At the conclusion of the conference on Just Governance: The Nigerian Bio-Safety Law, GMOs, and Implications for Nigeria and Africa held at Reiz Continental Hotel, Abuja, May 23-25, 2016; we, the participants from diverse religious and faith based bodies, communities and civil society organizations (CSOs) from Nigeria, Africa and other parts of the world, affirm that organic foods are healthy, nutritious and remain a vital aspect of human rights to food and food security.
Informed by the robust, structured and eye-opening presentations by specialists and panelists and spontaneous contributions by the participants, we strongly object to the release of Genetically Modified Organisms (GMOs) in Nigeria, convinced that GMOs are not the solution to hunger.
Nigeria’s fertile land guarantees the nation food sovereignty. Consequently, hunger is due to bad governance, poor infrastructure for preservation and distribution of food and lack of adequate all round support to small holder farmers who constitute over 70% of the farmers in Nigeria. We, therefore, stornly recommend to the Nigerian Government to invest more in agriculture.
The Nigerian Bio-Safety Law, in its present form, is a recipe for the destruction of Nigeria’s ecosystem, food cultures and systems. The process leading to its passage was devoid of critical input and public participation that would have enabled Nigerians to significantly determine and protect their food cultures and systems. It lacks legal safeguards for protecting their rights.
We observe that the public hearing at the National Assembly did not meet an acceptable, minimum, global standard and best practices in a democratic society. The hearing was just a formality to create the semblance of a democratic process and skewed in favour of the GMOs Trans-National Corporations. The Government should not only introduce appropriate mechanisms but repeal the laws seeking to legalise and adopt GMO seedlings and food products and consequently marginalize Nigerian farmers.
Furthermore, the Nigerian Bio-Safety Law is not in the interest of Nigerian farmers and the wider public because it facilitates the introduction of Genetically Modified Organisms (GMOs) on a massive scale that violates the precautionary principle, which forms the basis of the African Union’s revised African Model Law on Biodiversity, to which Nigeria is a signatory.

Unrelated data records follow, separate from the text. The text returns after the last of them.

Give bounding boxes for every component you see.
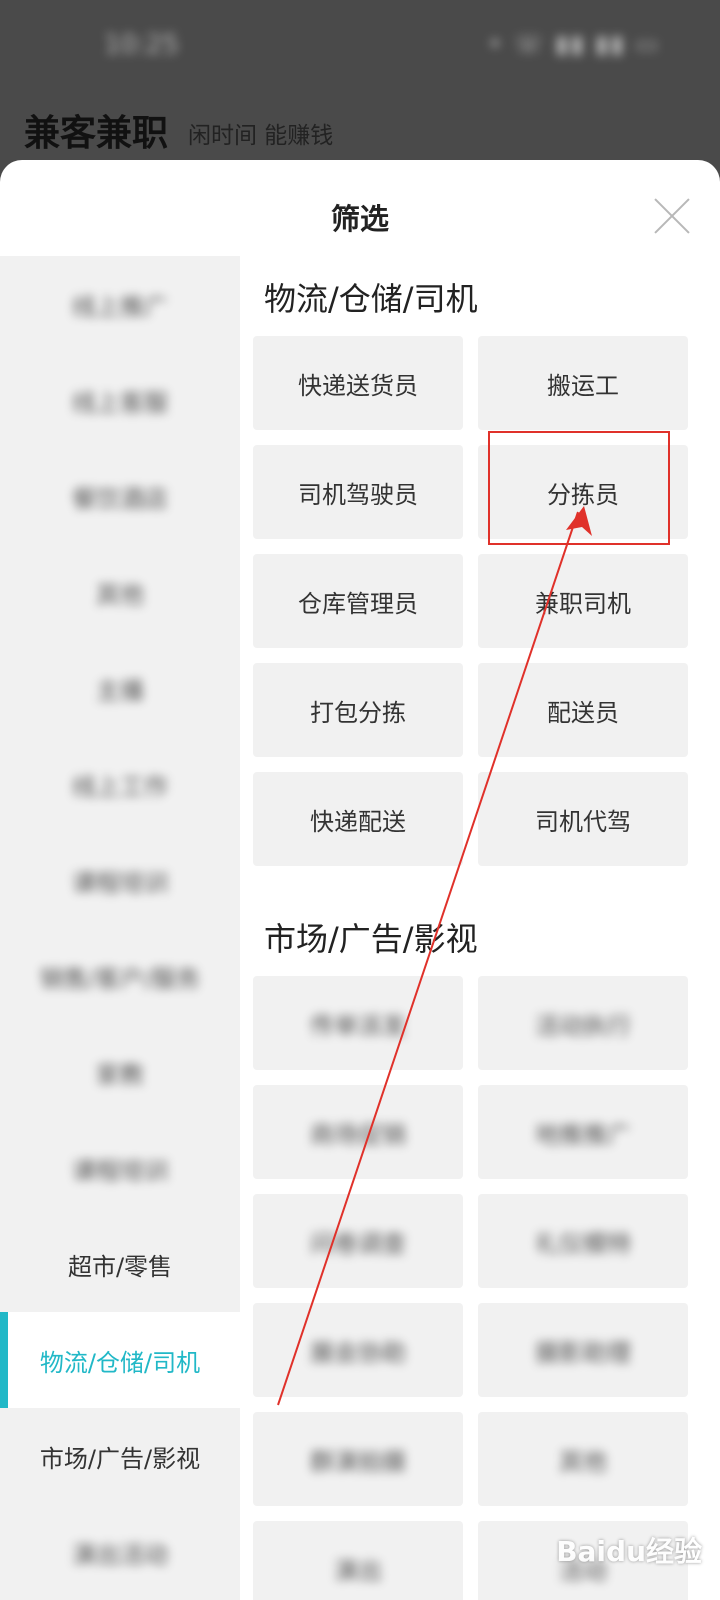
status-icons: • ☏ ▮▮ ▮▮ ▭ (487, 30, 660, 58)
sidebar-item[interactable]: 市场/广告/影视 (0, 1408, 240, 1504)
section-title: 市场/广告/影视 (264, 920, 478, 958)
sidebar-item-label: 线上工作 (72, 772, 168, 801)
tag-button[interactable]: 司机驾驶员 (253, 445, 463, 539)
tag-button[interactable]: 活动执行 (478, 976, 688, 1070)
sidebar-item[interactable]: 课程培训 (0, 832, 240, 928)
tag-label: 摄影助理 (535, 1338, 631, 1367)
sidebar-item[interactable]: 主播 (0, 640, 240, 736)
sidebar-item-label: 物流/仓储/司机 (39, 1348, 201, 1377)
tag-button[interactable]: 搬运工 (478, 336, 688, 430)
tag-label: 商场促销 (310, 1120, 406, 1149)
tag-label: 群演拍摄 (310, 1447, 406, 1476)
sidebar-item[interactable]: 线上工作 (0, 736, 240, 832)
sidebar-item-label: 超市/零售 (67, 1252, 173, 1281)
section-title: 物流/仓储/司机 (264, 280, 478, 318)
category-sidebar: 线上推广 线上客服 餐饮酒店 其他 主播 线上工作 课程培训 销售/客户/服务 家教 课程培训 超市… (0, 256, 240, 1600)
tag-label: 展会协助 (310, 1338, 406, 1367)
sidebar-item-label: 线上推广 (72, 292, 168, 321)
tag-label: 快递配送 (310, 807, 406, 836)
tag-label: 兼职司机 (535, 589, 631, 618)
tag-label: 礼仪模特 (535, 1229, 631, 1258)
sidebar-item[interactable]: 物流/仓储/司机 (0, 1312, 240, 1408)
tag-label: 其他 (559, 1447, 607, 1476)
tag-button[interactable]: 摄影助理 (478, 1303, 688, 1397)
sidebar-item[interactable]: 课程培训 (0, 1120, 240, 1216)
tag-label: 搬运工 (547, 371, 619, 400)
tag-button[interactable]: 快递送货员 (253, 336, 463, 430)
sidebar-item[interactable]: 演出活动 (0, 1504, 240, 1600)
tag-button[interactable]: 司机代驾 (478, 772, 688, 866)
sidebar-item[interactable]: 线上客服 (0, 352, 240, 448)
sidebar-item[interactable]: 餐饮酒店 (0, 448, 240, 544)
tag-label: 仓库管理员 (298, 589, 418, 618)
tag-button[interactable]: 传单派发 (253, 976, 463, 1070)
tag-label: 快递送货员 (298, 371, 418, 400)
tag-label: 地推推广 (535, 1120, 631, 1149)
tag-button[interactable]: 群演拍摄 (253, 1412, 463, 1506)
sidebar-item[interactable]: 家教 (0, 1024, 240, 1120)
tag-button[interactable]: 打包分拣 (253, 663, 463, 757)
sidebar-item-label: 演出活动 (72, 1540, 168, 1569)
app-slogan: 闲时间 能赚钱 (188, 123, 334, 149)
tag-button[interactable]: 演出 (253, 1521, 463, 1600)
tag-button[interactable]: 仓库管理员 (253, 554, 463, 648)
tag-button[interactable]: 商场促销 (253, 1085, 463, 1179)
close-icon[interactable] (652, 196, 692, 236)
sheet-title: 筛选 (330, 202, 389, 236)
annotation-highlight-box (488, 431, 670, 545)
sidebar-item-label: 课程培训 (72, 868, 168, 897)
tag-button[interactable]: 礼仪模特 (478, 1194, 688, 1288)
tag-button[interactable]: 配送员 (478, 663, 688, 757)
tag-label: 配送员 (547, 698, 619, 727)
tag-label: 演出 (334, 1556, 382, 1585)
sidebar-item-label: 市场/广告/影视 (39, 1444, 201, 1473)
sidebar-item[interactable]: 超市/零售 (0, 1216, 240, 1312)
app-title: 兼客兼职 (24, 113, 169, 154)
sidebar-item-label: 其他 (96, 580, 144, 609)
filter-sheet: 筛选 线上推广 线上客服 餐饮酒店 其他 主播 线上工作 课程培训 销售/客户/服务 家教 课程培… (0, 160, 720, 1600)
tag-button[interactable]: 快递配送 (253, 772, 463, 866)
tag-label: 活动执行 (535, 1011, 631, 1040)
tag-label: 司机驾驶员 (298, 480, 418, 509)
tag-button[interactable]: 地推推广 (478, 1085, 688, 1179)
sidebar-item-label: 销售/客户/服务 (39, 964, 201, 993)
sidebar-item[interactable]: 销售/客户/服务 (0, 928, 240, 1024)
sidebar-item-label: 餐饮酒店 (72, 484, 168, 513)
status-bar: 10:25 • ☏ ▮▮ ▮▮ ▭ (0, 0, 720, 96)
sidebar-item[interactable]: 其他 (0, 544, 240, 640)
tag-label: 传单派发 (310, 1011, 406, 1040)
watermark: Baidu经验 (556, 1535, 702, 1568)
tag-button[interactable]: 展会协助 (253, 1303, 463, 1397)
sidebar-item-label: 线上客服 (72, 388, 168, 417)
sidebar-item-label: 主播 (96, 676, 144, 705)
sidebar-item-label: 课程培训 (72, 1156, 168, 1185)
tag-label: 司机代驾 (535, 807, 631, 836)
tag-button[interactable]: 兼职司机 (478, 554, 688, 648)
tag-label: 打包分拣 (310, 698, 406, 727)
sidebar-item-label: 家教 (96, 1060, 144, 1089)
app-header: 兼客兼职 闲时间 能赚钱 (0, 96, 720, 166)
tag-label: 问卷调查 (310, 1229, 406, 1258)
status-time: 10:25 (104, 30, 179, 60)
sidebar-item[interactable]: 线上推广 (0, 256, 240, 352)
tag-button[interactable]: 问卷调查 (253, 1194, 463, 1288)
tag-button[interactable]: 其他 (478, 1412, 688, 1506)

We adopt the comments of Health of Mother Earth Foundation and Environmental Rights Action/Friends of the Earth Nigeria on the relevant sections of the Bio-Safety Law and strongly suggest their incorporation into the Nigerian Law to safeguard the rights of Nigerian citizens and protect Nigeria’s ecosystem.
The potential socio-economic, cultural and ethical impacts of GMOs are enormous and diminish the positive impacts of small holder farmers who are feeding the country; promoting cultural practices, community well-being, traditional crops and varieties; reducing rural unemployment; engendering trade; raising the quality of life of indigenous peoples; and re-affirming food security.

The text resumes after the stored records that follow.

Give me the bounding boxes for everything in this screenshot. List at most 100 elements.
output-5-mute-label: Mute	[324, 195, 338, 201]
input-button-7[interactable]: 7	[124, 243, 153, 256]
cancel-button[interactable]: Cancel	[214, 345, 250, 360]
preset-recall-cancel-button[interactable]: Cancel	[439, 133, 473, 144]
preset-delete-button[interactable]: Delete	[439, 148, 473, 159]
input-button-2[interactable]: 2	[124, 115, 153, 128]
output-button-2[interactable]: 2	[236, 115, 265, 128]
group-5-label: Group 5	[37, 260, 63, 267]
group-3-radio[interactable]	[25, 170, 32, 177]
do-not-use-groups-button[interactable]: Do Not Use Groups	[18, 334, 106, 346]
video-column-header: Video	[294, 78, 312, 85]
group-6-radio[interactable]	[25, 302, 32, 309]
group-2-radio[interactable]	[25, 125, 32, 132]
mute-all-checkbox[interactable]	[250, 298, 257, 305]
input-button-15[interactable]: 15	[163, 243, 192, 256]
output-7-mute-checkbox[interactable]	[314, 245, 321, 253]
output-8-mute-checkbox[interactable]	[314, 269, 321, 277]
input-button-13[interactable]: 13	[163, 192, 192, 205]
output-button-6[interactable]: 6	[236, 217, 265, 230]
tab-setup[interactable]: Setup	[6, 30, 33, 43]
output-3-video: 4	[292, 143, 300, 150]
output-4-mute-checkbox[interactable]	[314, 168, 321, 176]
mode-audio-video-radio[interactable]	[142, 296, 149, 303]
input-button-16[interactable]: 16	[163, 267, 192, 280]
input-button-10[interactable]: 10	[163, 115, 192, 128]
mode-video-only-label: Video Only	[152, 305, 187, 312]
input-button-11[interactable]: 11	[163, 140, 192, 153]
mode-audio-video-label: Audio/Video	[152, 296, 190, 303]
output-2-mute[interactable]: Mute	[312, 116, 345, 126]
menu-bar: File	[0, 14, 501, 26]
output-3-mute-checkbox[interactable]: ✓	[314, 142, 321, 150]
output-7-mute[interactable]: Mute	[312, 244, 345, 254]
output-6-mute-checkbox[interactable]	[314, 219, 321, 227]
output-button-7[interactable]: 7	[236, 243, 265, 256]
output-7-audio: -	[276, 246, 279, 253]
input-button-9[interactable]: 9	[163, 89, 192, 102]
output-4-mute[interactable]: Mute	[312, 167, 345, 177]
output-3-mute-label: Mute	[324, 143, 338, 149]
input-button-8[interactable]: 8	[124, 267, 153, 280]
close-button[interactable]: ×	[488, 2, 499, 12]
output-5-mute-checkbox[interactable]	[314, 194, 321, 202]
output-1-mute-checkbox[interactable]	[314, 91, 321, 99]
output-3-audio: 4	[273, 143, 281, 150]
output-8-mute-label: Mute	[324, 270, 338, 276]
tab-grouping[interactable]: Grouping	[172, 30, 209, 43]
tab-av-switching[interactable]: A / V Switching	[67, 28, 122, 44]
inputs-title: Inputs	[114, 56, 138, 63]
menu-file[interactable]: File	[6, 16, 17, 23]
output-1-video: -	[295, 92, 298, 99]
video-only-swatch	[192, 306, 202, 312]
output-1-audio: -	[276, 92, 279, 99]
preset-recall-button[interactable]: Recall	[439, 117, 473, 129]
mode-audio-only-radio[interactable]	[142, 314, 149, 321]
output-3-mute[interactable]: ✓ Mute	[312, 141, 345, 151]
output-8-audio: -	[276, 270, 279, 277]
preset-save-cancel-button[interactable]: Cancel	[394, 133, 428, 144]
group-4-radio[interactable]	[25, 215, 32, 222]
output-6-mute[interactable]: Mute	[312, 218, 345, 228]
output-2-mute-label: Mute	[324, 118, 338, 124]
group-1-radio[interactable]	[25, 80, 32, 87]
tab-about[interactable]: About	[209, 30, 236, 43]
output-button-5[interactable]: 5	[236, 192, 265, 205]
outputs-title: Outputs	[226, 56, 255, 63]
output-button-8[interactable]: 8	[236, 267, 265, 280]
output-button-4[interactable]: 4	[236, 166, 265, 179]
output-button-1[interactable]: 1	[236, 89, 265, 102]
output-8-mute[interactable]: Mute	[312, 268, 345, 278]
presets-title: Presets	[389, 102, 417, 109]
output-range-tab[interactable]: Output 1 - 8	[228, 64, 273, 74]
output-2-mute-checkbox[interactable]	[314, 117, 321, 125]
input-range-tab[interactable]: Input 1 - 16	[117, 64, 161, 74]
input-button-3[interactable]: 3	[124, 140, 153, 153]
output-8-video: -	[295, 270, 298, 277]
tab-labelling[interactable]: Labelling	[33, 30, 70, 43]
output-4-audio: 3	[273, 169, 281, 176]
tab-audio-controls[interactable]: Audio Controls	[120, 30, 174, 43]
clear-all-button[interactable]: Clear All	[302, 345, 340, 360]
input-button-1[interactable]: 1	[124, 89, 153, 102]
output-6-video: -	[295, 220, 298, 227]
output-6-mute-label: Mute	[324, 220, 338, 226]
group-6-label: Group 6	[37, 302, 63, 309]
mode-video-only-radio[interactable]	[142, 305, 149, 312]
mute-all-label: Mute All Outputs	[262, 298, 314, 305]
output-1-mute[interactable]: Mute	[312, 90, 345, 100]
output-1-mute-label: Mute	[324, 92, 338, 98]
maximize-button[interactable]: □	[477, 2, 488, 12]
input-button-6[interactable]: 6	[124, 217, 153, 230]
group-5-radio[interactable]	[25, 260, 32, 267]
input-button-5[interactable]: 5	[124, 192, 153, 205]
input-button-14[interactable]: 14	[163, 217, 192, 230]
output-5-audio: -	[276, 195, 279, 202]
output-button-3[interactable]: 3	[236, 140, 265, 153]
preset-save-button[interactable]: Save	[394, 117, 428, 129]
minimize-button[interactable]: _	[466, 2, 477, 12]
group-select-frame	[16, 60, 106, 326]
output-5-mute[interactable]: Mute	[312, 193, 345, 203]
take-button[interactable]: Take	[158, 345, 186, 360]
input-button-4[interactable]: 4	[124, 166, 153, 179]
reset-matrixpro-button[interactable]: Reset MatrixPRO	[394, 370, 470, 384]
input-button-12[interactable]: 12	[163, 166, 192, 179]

Aware that the UN recognizes socio-economic consideration as a key element in biosafety negotiations and decision-making processes (Protocol on Socio-Economic Considerations; Article 26), we, therefore, appeal to the Federal Government to conduct a socio-economic impact assessment of GMOs before the Government takes measures that destroy Nigeria’s agricultural sector.
The concern about Genetically Modified Organisms (GMOs) is not only about safety for consumers, we are equally concerned about the more damaging systematic appropriation of the rights to seeds by the Trans-National Corporations that deprives farmers of their traditional rights to seeds, in favor of patents by multinational corporations (South–South Dialogue Conference).

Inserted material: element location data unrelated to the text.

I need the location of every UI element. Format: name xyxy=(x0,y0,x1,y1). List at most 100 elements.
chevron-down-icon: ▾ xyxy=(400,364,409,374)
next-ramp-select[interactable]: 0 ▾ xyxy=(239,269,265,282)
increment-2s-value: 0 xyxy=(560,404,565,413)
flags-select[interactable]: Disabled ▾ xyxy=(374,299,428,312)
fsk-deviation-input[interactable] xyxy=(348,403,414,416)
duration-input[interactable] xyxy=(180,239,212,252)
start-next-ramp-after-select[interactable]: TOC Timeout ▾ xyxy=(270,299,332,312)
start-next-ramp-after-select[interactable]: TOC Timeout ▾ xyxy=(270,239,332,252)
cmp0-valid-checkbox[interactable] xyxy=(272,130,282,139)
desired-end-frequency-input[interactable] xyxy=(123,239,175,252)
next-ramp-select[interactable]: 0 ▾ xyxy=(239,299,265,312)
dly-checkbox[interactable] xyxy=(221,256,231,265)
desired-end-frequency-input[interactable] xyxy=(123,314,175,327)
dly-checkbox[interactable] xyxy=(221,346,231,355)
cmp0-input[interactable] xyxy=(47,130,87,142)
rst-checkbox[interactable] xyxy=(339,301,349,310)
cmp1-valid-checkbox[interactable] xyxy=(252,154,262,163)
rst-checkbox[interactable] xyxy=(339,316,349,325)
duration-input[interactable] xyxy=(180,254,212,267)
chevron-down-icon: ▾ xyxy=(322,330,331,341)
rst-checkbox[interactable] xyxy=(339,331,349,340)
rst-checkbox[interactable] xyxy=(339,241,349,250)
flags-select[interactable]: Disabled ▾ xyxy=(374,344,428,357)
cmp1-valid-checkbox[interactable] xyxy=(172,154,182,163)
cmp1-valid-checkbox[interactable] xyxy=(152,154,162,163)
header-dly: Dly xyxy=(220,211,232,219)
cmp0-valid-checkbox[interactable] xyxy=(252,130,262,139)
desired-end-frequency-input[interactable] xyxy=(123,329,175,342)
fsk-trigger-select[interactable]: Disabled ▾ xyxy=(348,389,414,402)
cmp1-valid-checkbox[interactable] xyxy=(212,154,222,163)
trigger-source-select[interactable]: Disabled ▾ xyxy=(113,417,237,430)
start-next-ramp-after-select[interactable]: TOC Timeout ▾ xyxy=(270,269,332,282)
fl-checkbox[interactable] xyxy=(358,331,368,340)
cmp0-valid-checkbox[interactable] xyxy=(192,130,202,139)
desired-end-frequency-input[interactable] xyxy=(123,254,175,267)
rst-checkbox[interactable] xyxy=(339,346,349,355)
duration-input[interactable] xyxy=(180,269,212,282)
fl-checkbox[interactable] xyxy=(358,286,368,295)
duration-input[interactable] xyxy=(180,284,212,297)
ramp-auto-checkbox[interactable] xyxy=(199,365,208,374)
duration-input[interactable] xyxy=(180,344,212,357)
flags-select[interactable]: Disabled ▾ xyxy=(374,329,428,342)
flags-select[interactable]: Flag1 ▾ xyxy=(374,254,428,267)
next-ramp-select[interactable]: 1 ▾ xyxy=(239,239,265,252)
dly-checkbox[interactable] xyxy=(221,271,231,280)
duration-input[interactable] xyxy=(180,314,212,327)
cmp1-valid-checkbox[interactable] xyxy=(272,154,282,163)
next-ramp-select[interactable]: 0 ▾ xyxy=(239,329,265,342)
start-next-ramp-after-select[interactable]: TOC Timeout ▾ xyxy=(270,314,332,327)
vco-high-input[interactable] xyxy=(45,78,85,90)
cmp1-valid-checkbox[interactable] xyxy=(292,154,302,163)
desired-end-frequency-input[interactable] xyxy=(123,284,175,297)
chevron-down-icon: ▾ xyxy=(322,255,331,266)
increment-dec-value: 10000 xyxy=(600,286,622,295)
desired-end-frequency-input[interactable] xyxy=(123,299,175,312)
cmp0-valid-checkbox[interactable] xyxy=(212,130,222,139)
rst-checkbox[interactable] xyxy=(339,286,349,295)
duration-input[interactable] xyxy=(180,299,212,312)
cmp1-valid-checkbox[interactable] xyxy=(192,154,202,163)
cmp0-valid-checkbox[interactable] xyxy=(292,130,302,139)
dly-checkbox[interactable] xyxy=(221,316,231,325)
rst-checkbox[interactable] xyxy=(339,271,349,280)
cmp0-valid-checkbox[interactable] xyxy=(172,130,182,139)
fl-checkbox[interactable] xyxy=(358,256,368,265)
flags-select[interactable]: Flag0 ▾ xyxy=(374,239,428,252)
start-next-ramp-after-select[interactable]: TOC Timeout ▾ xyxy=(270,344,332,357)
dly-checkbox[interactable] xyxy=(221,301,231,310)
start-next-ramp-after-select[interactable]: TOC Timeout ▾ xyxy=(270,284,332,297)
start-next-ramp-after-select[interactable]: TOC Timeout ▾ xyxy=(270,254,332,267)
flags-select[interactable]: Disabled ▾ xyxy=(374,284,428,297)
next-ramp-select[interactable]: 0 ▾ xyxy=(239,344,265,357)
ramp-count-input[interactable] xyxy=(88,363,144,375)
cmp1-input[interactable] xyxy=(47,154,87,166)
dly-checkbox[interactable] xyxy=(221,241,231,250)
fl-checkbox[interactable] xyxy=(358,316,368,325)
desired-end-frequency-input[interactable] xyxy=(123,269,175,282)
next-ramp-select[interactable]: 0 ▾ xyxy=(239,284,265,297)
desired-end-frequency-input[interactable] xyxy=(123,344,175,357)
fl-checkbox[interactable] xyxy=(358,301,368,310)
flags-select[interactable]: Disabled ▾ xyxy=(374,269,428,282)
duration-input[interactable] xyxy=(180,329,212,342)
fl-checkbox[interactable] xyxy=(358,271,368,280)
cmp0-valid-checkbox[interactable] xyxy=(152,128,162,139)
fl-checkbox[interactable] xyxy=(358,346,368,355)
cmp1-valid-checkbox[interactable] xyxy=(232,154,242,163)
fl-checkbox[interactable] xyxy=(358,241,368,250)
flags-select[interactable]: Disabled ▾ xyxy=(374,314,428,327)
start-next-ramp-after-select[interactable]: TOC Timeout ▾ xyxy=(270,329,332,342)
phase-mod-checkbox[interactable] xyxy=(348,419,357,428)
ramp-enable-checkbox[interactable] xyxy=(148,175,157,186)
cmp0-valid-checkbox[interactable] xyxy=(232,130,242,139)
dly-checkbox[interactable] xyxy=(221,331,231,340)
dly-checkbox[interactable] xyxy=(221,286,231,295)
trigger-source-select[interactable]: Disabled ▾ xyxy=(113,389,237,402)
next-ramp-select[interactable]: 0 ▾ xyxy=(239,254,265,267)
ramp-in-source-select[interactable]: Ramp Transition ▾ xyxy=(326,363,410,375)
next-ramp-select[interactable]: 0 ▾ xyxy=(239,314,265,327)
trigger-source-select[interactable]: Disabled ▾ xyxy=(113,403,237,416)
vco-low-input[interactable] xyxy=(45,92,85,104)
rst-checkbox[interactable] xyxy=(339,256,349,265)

There has been intensive and sustained propaganda on the positive contributions of GMO on food security questions, very little has been done to draw attention to the inherent risks and hazards of industrial mono-cropping and consumption of GMOs such as loss of biodiversity, destruction of livestock, land grabbing, land and environmental degradation, communal conflicts over land and loss of rights. Therefore, there is an urgent need to present the true and full picture to Nigerians.
Industrial agriculture has no real contribution to national food sovereignty of Nigeria. It is part of the western development and capitalist economic regime bent on making Africa remain a cheap resource continent and market for finished products. More fundamentally, the GMO project is anti-creational. It disturbs, contradicts and destroys the ecosystem. God created every plant and vegetable with its seed in it.
We implore our policy makers to learn from the experience of Burkina Faso and a host of other countries that are rejecting the GMOs and their false gospel of agricultural development. We maintain that Nigeria’s food sovereignty lies in investing aggresively in agricuture, empowering small holder farmers, and practicing agri-ecology that is sustainable and environment-friendly.